# Can't Change Destination In App For Multiple Stops Anymore?



## Jufkii (Sep 17, 2015)

Last couple of days when a pax requests additional stops on the trip , the app shows some type of error message and will not let me enter in the next destination. Type in the next address , hit send, and the error message pops up.

Was warned on this site multiple times to always type in the next address if it takes you out of your way. Otherwise you may not get paid the additional mileage . Therefore I always have.

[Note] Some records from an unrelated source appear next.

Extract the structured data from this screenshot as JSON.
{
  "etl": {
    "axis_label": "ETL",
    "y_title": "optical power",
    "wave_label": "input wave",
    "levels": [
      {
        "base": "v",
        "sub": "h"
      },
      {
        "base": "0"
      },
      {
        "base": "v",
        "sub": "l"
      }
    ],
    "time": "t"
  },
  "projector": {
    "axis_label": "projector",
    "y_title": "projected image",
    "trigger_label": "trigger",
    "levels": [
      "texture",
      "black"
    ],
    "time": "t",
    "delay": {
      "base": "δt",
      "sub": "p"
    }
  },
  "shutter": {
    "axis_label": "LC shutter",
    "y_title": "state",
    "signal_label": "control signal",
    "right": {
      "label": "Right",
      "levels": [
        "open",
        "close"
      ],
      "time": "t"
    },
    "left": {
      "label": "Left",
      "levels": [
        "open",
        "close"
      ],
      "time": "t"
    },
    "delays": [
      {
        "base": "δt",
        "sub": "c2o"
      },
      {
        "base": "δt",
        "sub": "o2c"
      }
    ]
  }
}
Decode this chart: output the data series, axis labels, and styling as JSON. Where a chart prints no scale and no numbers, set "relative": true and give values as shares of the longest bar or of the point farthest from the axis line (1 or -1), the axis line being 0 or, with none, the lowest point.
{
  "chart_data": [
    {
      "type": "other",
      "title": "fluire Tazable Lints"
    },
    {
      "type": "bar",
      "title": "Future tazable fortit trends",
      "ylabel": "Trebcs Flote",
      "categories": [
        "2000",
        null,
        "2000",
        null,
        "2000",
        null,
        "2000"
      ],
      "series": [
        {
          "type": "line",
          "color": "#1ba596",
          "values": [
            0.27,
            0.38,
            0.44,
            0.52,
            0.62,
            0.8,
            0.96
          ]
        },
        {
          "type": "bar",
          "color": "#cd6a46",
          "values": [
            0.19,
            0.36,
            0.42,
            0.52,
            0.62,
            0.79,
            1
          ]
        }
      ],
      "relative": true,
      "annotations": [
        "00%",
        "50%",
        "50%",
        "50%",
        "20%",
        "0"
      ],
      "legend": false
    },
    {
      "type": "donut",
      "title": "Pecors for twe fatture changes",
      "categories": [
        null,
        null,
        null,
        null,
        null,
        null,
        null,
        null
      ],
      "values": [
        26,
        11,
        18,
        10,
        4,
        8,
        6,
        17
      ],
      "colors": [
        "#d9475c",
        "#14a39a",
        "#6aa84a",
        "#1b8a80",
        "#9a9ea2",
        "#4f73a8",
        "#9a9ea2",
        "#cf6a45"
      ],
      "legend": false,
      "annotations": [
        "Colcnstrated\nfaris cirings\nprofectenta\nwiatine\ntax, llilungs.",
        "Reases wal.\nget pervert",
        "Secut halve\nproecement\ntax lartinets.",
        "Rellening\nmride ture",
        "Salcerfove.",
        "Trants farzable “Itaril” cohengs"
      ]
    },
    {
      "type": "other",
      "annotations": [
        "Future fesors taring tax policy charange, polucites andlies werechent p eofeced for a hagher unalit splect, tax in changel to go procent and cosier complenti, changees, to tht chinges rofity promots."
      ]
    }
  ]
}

Contacted Support and got a canned message about entering a new address is an option that is not available. 

Doesn't explain all the times I've done it in the past. 

Did something change. Is it the same now for everyone? Now longer need to type in new address? Or is Support talking out of their rear again?


----------



## Mikedamirault (Jun 22, 2016)

I noticed that too, I used to change addresses all the time for multiple destination trips, also came in handy during ubereats dropoffs when the customer forgot to change addresses (since the ubereats app doesn't use GPS location)

Now I have to rely on using google maps or Apple maps with address changes


----------



## TahoeEcoboost (Jul 30, 2017)

Quoted Per the Uber Driver App 7/30/17: "MAKING MULTIPLE STOPS ON A TRIP - a TRIP FARE IS DETERMINED BY THE ROUTE'S TOTAL TIME AND DISTANCE. WHEN A STOP IS MADE DURING A TRIP, THIS WAITING TIME IS INCLUDED IN THE FARE. ANY DISTANCE TRAVELED TO ADDITIONAL STOPS PRIOR TO THE RIDERS FINAL DESTINATION WILL ALSO BE INCLUDED.

WHEN THE RIDER ASK YOU TO MAKE A STOP ON THE WAY TO THEIR FINAL DESTINATION, LET THE TRIP CONTINUE. SWIPE COMPLETE TRIP ONLY AFTER RIDERS EXIT YOUR VEHICLE AT THEIR FINAL DESTINATION."


----------